Implementing graceful shutdown and restore is essential for a datagrid which needs to be "cycled" for maintenance:
- shutdown: stop all nodes in a cluster in a safe way by persisting state and data
- restore: restart the whole cluster, apply previous state and preload the data from the storage (no data loss)
State configuration should be done at the GlobalConfiguration level. It should include the following settings:
- a state directory, where state will be persisted
- the expected number of nodes in the cluster. State transfer will not initiate until all nodes have joined the cluster. The default is 0, which corresponds to the current behaviour.
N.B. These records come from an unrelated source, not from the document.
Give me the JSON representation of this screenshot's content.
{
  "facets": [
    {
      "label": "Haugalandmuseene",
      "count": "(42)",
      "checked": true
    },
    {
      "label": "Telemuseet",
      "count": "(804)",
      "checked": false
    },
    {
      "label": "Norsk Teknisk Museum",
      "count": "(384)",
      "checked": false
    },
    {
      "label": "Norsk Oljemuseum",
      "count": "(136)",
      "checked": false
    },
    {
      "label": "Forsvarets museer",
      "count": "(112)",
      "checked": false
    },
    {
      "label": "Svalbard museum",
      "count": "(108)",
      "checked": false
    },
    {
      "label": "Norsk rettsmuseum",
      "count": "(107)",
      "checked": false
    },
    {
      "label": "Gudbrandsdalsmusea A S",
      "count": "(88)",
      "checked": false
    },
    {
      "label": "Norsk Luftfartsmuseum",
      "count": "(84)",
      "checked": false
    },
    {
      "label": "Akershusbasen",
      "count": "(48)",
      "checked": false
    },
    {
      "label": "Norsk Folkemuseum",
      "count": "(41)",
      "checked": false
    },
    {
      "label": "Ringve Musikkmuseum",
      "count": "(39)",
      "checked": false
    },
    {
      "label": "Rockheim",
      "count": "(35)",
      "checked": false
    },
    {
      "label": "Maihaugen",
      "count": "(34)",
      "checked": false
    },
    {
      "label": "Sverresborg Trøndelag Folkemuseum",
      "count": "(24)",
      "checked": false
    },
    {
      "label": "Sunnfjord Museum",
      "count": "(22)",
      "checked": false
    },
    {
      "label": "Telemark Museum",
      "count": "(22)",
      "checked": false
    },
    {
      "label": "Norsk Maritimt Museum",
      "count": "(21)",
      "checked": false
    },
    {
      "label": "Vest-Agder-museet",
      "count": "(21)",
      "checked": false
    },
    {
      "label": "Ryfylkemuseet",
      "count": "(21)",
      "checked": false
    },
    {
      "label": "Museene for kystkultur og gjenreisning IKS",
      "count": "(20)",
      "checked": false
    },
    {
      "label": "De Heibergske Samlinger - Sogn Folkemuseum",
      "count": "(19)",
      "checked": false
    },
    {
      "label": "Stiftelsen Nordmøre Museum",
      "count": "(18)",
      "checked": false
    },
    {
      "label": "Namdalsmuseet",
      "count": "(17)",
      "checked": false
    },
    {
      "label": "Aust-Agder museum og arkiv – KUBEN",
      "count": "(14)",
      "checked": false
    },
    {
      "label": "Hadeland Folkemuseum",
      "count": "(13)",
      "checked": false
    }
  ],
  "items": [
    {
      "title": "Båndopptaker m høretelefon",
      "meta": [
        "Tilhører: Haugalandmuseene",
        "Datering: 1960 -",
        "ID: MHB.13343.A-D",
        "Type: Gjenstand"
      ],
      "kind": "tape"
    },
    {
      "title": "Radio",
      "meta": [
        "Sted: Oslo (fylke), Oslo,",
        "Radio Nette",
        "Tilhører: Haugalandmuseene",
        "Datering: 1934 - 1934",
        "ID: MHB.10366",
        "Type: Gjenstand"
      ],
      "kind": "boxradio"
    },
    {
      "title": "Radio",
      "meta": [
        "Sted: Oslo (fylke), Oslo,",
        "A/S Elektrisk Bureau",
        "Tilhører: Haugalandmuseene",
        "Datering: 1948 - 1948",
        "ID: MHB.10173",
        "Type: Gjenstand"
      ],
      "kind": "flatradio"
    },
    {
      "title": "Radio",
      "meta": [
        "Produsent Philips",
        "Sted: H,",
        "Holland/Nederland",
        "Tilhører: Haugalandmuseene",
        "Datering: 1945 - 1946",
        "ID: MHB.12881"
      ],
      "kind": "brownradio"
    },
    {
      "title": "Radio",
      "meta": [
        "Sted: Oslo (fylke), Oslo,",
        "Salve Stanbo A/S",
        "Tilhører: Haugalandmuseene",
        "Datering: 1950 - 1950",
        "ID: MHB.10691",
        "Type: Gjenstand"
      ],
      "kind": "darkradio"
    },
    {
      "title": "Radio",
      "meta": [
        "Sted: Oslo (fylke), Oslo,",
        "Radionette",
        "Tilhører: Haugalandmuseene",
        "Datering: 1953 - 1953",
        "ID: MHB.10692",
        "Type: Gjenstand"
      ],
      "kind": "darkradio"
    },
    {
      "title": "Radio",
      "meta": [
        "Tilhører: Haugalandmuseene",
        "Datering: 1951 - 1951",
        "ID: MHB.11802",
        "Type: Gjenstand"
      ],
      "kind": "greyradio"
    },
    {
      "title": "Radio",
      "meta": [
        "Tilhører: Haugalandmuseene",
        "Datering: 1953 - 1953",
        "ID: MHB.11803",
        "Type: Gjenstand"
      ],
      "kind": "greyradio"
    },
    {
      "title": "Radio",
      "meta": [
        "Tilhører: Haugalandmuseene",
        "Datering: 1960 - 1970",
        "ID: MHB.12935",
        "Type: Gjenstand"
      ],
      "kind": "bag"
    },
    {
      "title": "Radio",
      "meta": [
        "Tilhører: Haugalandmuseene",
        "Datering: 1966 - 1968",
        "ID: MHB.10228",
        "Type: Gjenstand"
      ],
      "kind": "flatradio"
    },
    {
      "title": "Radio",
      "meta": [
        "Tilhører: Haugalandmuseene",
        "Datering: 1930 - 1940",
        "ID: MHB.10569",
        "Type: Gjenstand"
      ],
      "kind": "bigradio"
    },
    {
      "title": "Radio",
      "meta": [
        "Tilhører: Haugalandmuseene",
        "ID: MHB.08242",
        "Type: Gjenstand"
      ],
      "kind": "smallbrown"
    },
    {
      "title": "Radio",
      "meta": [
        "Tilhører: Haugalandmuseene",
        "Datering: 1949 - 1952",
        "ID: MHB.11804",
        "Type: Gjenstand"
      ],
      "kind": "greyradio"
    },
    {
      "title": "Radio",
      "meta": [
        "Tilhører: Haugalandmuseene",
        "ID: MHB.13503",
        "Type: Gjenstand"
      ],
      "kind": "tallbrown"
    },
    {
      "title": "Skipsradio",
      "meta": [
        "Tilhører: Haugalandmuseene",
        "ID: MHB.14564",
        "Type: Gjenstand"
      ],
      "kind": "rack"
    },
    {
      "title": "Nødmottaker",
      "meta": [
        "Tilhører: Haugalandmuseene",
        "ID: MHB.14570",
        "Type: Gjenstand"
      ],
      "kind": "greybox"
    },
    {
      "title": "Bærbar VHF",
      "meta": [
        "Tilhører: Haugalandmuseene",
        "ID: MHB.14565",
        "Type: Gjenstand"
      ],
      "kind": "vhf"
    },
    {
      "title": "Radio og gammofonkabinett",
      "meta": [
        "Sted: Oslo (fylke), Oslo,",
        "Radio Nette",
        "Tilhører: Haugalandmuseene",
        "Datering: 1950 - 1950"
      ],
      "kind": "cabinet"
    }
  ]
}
The persistent state will be stored in the state directory. State should consist of multiple state files:
- Global State File (___global.state)
- localUUID
- Per-cache State File (cachename.state)
- hash.function = hash class name
- hash.numOwners = number of owners in the hash
- hash.numSegments = number of segments in the hash
- hash.members = number of members in the hash
- hash.member.n.uuid = the UUID of each member The state file will use the standard Java property file format for simplicity
if statedir != null {
check for state existence stored in statedir
set UUID of local node to stored value
start transport
wait for expected view
coordinator pushes configuration to all
send consistent hash
potentially stagger cache starts to avoid storm
} else {
start transport
if !coordinator {
send join request
} else {
wait for numInitialMembers to join
send consistent hash
}
}
for each running cache {
put cache in shutting down state
disallow new local ops/txs
optionally wait for pending ops/txs
send "ready to shutdown" to coord
coord sends ack and does not process any more CH updates
flush stores (passivation / async)
}
save state